Donald Trump's new picks to lead the military are a disaster waiting to happen, warned conservative columnist Max Boot for The Washington Post — and a clear sign he intends to make his Cabinet bend the knee to his political whims rather than make decisions for the security of the country.

Boot's warning came as experts sound the alarm about Trump's plan to create a "warrior board" that could oust generals on a whim, upending seniority and politicizing the chain of command.

It's a stark difference from his first term, Boot wrote, when Trump gave generals like Jim Mattis, H.R. McMaster, and John Kelly prominent roles in his administration — and quickly grew enraged when he realized they weren't going to unquestioningly obey his every whim.

"Trump seemed to expect that these military men in his administration would be as loyal to him personally as he imagined German generals were to Adolf Hitler. ... Trump was affronted when these members of his administration disagreed with him on, among other matters, holding a gaudy military parade on Pennsylvania Avenue, abandoning Kurdish allies in Syria and shooting protesters during the 2020 George Floyd protests."

This time around, he is picking different people to lead, like Fox News personality and accused sex pest Pete Hegseth — who rallied right-wing media to support service members convicted of war crimes and who has railed against diversity programs and women serving in combat.

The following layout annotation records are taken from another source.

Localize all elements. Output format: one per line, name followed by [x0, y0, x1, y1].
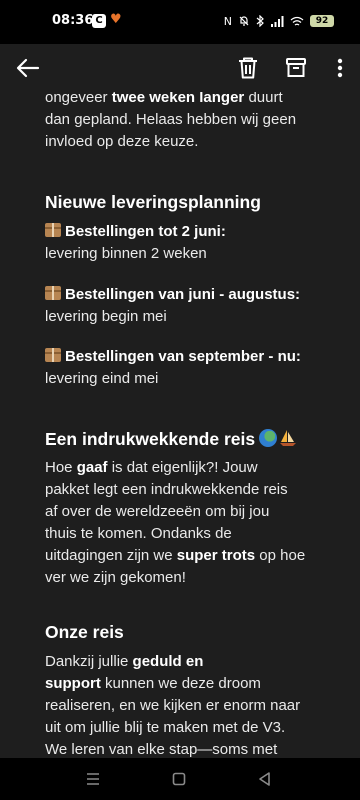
system-nav-bar	[0, 758, 360, 800]
archive-button[interactable]	[280, 52, 312, 84]
planning-item-1-title: Bestellingen tot 2 juni:	[45, 221, 345, 243]
planning-item-3-title: Bestellingen van september - nu:	[45, 346, 345, 368]
heart-notification-icon: ♥	[110, 12, 122, 27]
recent-apps-button[interactable]	[82, 768, 104, 790]
intro-line-3: invloed op deze keuze.	[45, 133, 199, 150]
journey-line-5: uitdagingen zijn we super trots op hoe	[45, 547, 306, 564]
journey-line-6: ver we zijn gekomen!	[45, 569, 186, 586]
back-button[interactable]	[12, 52, 44, 84]
our-journey-line-1: Dankzij jullie geduld en	[45, 653, 204, 670]
nav-back-button[interactable]	[254, 768, 276, 790]
our-journey-heading: Onze reis	[45, 622, 124, 642]
app-notification-icon: C	[92, 14, 106, 28]
package-box-icon	[45, 223, 61, 237]
signal-icon	[271, 15, 284, 27]
wifi-icon	[290, 16, 304, 26]
sailboat-icon	[280, 430, 297, 446]
globe-icon	[259, 429, 278, 447]
recent-apps-icon	[87, 773, 99, 785]
archive-icon	[286, 58, 306, 77]
app-toolbar	[0, 44, 360, 92]
planning-item-2-title: Bestellingen van juni - augustus:	[45, 284, 345, 306]
intro-line-2: dan gepland. Helaas hebben wij geen	[45, 111, 297, 128]
journey-line-1: Hoe gaaf is dat eigenlijk?! Jouw	[45, 459, 258, 476]
arrow-left-icon	[16, 58, 40, 78]
home-button[interactable]	[168, 768, 190, 790]
more-options-button[interactable]	[324, 52, 356, 84]
package-box-icon	[45, 348, 61, 362]
email-screen: ongeveer twee weken langer duurt dan gep…	[0, 0, 360, 800]
planning-item-1-detail: levering binnen 2 weken	[45, 245, 207, 262]
our-journey-line-5: We leren van elke stap—soms met	[45, 741, 278, 758]
journey-line-3: af over de wereldzeeën om bij jou	[45, 503, 270, 520]
nfc-icon: N	[223, 14, 232, 28]
battery-indicator: 92	[310, 15, 334, 27]
mute-bell-icon	[239, 16, 249, 26]
our-journey-line-2: support kunnen we deze droom	[45, 675, 261, 692]
planning-heading: Nieuwe leveringsplanning	[45, 192, 261, 212]
journey-line-4: thuis te komen. Ondanks de	[45, 525, 232, 542]
email-body[interactable]: ongeveer twee weken langer duurt dan gep…	[0, 80, 360, 758]
more-vert-icon	[337, 58, 343, 78]
package-box-icon	[45, 286, 61, 300]
journey-line-2: pakket legt een indrukwekkende reis	[45, 481, 288, 498]
bluetooth-icon	[256, 15, 264, 27]
status-bar: 08:36 C ♥ N 92	[0, 0, 360, 44]
trash-icon	[239, 57, 257, 79]
our-journey-line-3: realiseren, en we kijken er enorm naar	[45, 697, 301, 714]
planning-item-3-detail: levering eind mei	[45, 370, 159, 387]
status-time: 08:36	[52, 13, 94, 28]
journey-heading: Een indrukwekkende reis	[45, 427, 345, 451]
planning-item-2-detail: levering begin mei	[45, 308, 167, 325]
our-journey-line-4: uit om jullie blij te maken met de V3.	[45, 719, 286, 736]
home-icon	[172, 772, 186, 786]
delete-button[interactable]	[232, 52, 264, 84]
status-icons: N 92	[224, 12, 334, 30]
back-triangle-icon	[259, 772, 270, 786]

"Giving MAGA ideologues a license to remove senior military officers would set an awful precedent that would endanger the military’s identity as an apolitical, professional fighting force that owes its loyalty not to any individual but to the Constitution," Boot wrote.

"It is, in fact, not hard to imagine Hegseth firing the entire Joint Chiefs of Staff, thereby precipitating the biggest crisis in civil-military relations in U.S. history. Trump seem[s] intent on harnessing the military for his own purposes, such as rounding up millions of undocumented immigrants for deportation or repressing potential protests."

Most of Trump's voters weren't voting for the military to be gutted, Boot concluded — "But that is what they are likely to get unless Senate Republicans can muster the courage to protect the armed forces from this looming danger."